File metadata and controls

42 lines (36 loc) · 2.35 KB

SubjectMatchMaker

Master human subject ID generator and matcher based on PHI keys: lastFirstNames, dob, gender, mrn

u0028003$ java -jar -Xmx2G ~/Code/SubjectMatchMaker/target/SubjectMatchMaker_0.2.jar 

**************************************************************************************
**                           Subject Match Maker : Sept 2022                        **
**************************************************************************************
SMM attempts to match subject's PHI keys (FirstLastName, DoB, Gender, MRN) against a
registry of the same and fetch their unique subject coreIds.  SMM uses a sum of
the key's LevenshteinEditDistance/Length as the distance metric with penalties for
missing keys. Both a json and spreadsheet report are generated. If indicated,
queries not matched will be added to the registry with a new coreId. Use this tool to
assign unique ids to new subjects and find them using missing, partial, or typo
altered PHI keys. JUnit tested.

Required:
-r Directory containing one file with the prefix 'currentRegistry_' that contains a
      registry of subjects, tab delimited file(.gz/.zip OK), one subject per line: 
      lastName firstName dobMonth(1-12) dobDay(1-31) dobYear(1900-2050) gender(M|F)
      mrn coreId otherIds. The last two columns are optional. Semicolon delimit
      otherIds. Use '.' for missing info. CoreIds will be created as needed.
      Example: Biden Joseph 11 20 1942 M 19485763 . 7474732,847362
-q File containing queries to match to the registry, ditto.
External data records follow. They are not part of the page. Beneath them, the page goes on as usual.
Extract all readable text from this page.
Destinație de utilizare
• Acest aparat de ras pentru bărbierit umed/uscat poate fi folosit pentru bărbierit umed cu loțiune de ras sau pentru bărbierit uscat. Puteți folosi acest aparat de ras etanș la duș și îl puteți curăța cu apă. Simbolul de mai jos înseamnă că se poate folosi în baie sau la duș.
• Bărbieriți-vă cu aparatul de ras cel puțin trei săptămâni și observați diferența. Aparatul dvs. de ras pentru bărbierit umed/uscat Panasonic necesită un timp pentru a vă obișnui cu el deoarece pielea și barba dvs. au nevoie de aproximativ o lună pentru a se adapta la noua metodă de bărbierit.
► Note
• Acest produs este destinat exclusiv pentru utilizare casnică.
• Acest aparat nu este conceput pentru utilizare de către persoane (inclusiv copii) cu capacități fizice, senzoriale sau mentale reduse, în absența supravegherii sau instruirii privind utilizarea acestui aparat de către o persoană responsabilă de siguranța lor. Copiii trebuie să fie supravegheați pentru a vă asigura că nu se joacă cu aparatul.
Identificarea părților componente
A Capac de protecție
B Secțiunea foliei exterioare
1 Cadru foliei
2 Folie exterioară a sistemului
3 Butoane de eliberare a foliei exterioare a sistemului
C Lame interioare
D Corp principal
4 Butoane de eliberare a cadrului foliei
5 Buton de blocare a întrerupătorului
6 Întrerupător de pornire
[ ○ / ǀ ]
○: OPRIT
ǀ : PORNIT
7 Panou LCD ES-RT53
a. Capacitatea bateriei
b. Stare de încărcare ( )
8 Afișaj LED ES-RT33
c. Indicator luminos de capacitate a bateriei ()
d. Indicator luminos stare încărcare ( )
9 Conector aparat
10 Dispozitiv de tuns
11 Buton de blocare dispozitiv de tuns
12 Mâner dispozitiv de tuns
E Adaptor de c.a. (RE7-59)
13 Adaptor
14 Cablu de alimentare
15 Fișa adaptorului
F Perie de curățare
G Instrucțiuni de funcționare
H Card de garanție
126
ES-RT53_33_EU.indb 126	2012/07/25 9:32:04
Alternatively, provide
      a single column of coreIds to use in fetching subject info from the registry.
-o Directory to write out the match result reports.

Optional:
-a Add query subjects that failed to match to the registry and assign them a coreId.
-s Max edit score for match, defaults to 0.12, smaller scores are more stringent.
-p Score penalty for a single missing key, defaults to 0.12
-k Score penatly for additional missing keys, defaults to 1
-t Number of threads to use, defaults to all.
-m Number of top matches to return per query, defaults to 3
-c Case-insensitive name matching, defaults to case sensitive.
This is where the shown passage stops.